The late arrival of 16-bit CP/M

The way the histories of CP/M, DOS, Microsoft, and the 8086 intertwine would be worthy of an amazing film if it wasn’t for the fact it would be very hard to make it interesting screen material.

Few OEMs were asking for an 8086 version of CP/M. One that did was SCP – the same company that helped Microsoft design SoftCard. They needed a disk operating system for their 8086 board released in November 1979. In April 1980, after CP/M-86 was still nowhere to be seen, they lost patience and asked their young engineer Tim Paterson to develop a “quick and dirty” OS similar to CP/M that would hopefully boost the sales of their board. That little operating system, officially named 86-DOS, was eventually purchased by Microsoft and renamed MS-DOS. Paterson has stated on multiple occasions that he would never have begun developing it had CP/M‑86 been available on time.

↫ Nemanja Trifunovic

There’s a ton more in this article about CP/M-86 and its gestation period, but this tangled little knot of coincidences always entertains me. It really could’ve been CP/M, and it really could’ve not been Microsoft.

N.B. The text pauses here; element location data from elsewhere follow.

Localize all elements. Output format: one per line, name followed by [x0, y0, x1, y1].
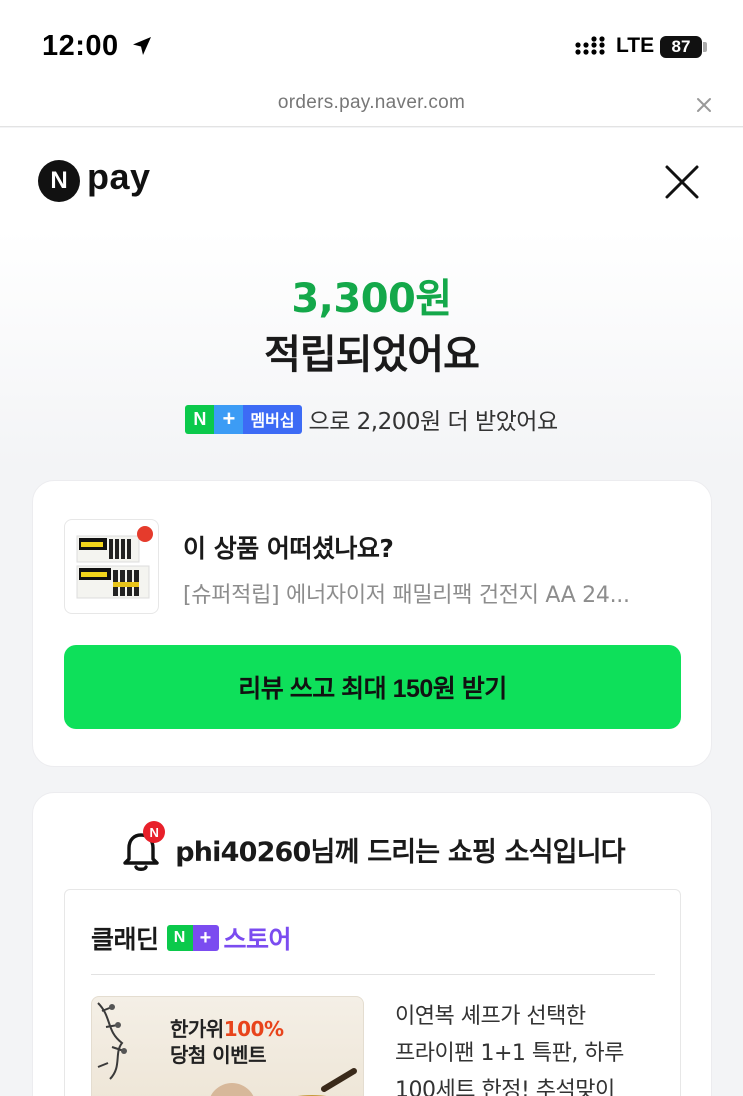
promo-title-highlight: 100%: [223, 1017, 284, 1041]
npay-logo: N pay: [38, 156, 151, 202]
review-card: 이 상품 어떠셨나요? [슈퍼적립] 에너자이저 패밀리팩 건전지 AA 24.…: [32, 480, 712, 767]
reward-message: 적립되었어요: [264, 332, 480, 378]
battery-indicator: 87: [660, 36, 702, 58]
review-question: 이 상품 어떠셨나요?: [183, 534, 394, 563]
promo-title-prefix: 한가위: [170, 1017, 224, 1041]
store-badge-plus: +: [192, 925, 219, 951]
battery-pack-image: [76, 526, 153, 599]
close-icon[interactable]: [664, 164, 700, 200]
store-label: 스토어: [223, 925, 292, 954]
store-name[interactable]: 클래딘: [91, 920, 159, 956]
store-header[interactable]: 클래딘 N + 스토어: [91, 920, 292, 956]
membership-line: N + 멤버십 으로 2,200원 더 받았어요: [0, 402, 743, 436]
url-bar[interactable]: orders.pay.naver.com: [0, 90, 743, 127]
promo-image-subtitle: 당첨 이벤트: [170, 1043, 266, 1067]
review-product-name[interactable]: [슈퍼적립] 에너자이저 패밀리팩 건전지 AA 24...: [183, 577, 683, 609]
status-time: 12:00: [42, 30, 119, 62]
close-tab-icon[interactable]: [696, 97, 712, 113]
news-title-row: N phi40260님께 드리는 쇼핑 소식입니다: [33, 821, 713, 871]
bell-icon: N: [121, 821, 166, 871]
npay-logo-mark: N: [38, 160, 80, 202]
news-title: phi40260님께 드리는 쇼핑 소식입니다: [175, 836, 625, 868]
promo-description[interactable]: 이연복 셰프가 선택한 프라이팬 1+1 특판, 하루 100세트 한정! 추석…: [395, 998, 655, 1096]
write-review-button[interactable]: 리뷰 쓰고 최대 150원 받기: [64, 645, 681, 729]
location-arrow-icon: [133, 37, 151, 55]
membership-badge-plus: +: [214, 404, 244, 434]
reward-amount: 3,300원: [291, 276, 452, 322]
store-badge-n: N: [166, 925, 193, 951]
divider: [91, 974, 655, 975]
membership-text: 으로 2,200원 더 받았어요: [308, 409, 559, 435]
shopping-news-card: N phi40260님께 드리는 쇼핑 소식입니다 클래딘 N + 스토어 한가…: [32, 792, 712, 1096]
npay-logo-word: pay: [87, 156, 151, 197]
store-promo-box[interactable]: 클래딘 N + 스토어 한가위100% 당첨 이벤트 이연복 셰프가 선택한 프…: [64, 889, 681, 1096]
membership-badge-n: N: [185, 404, 215, 434]
notification-badge: N: [143, 821, 166, 843]
signal-icon: [575, 36, 605, 55]
url-text[interactable]: orders.pay.naver.com: [0, 92, 743, 114]
battery-tip-icon: [703, 42, 707, 52]
promo-image-title: 한가위100%: [170, 1013, 284, 1042]
network-type: LTE: [616, 34, 655, 57]
membership-badge-label: 멤버십: [243, 404, 302, 434]
promo-image[interactable]: 한가위100% 당첨 이벤트: [91, 996, 364, 1096]
product-thumbnail[interactable]: [64, 519, 159, 614]
status-bar: 12:00 LTE 87: [0, 0, 743, 90]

This industry is filled to the brim with interesting what-if stories that we barely regard as a worthy footnote, but few are as fascinating as what the world would’ve looked like had CP/M won out over DOS. The entire world would’ve been drastically different, and while nobody can say with a straight face it would be a better world, we’d at least not have the spectres of MS-DOS haunting system administrators, developers, and users the world over.

Of course, they’d be haunted by different spectres, but still.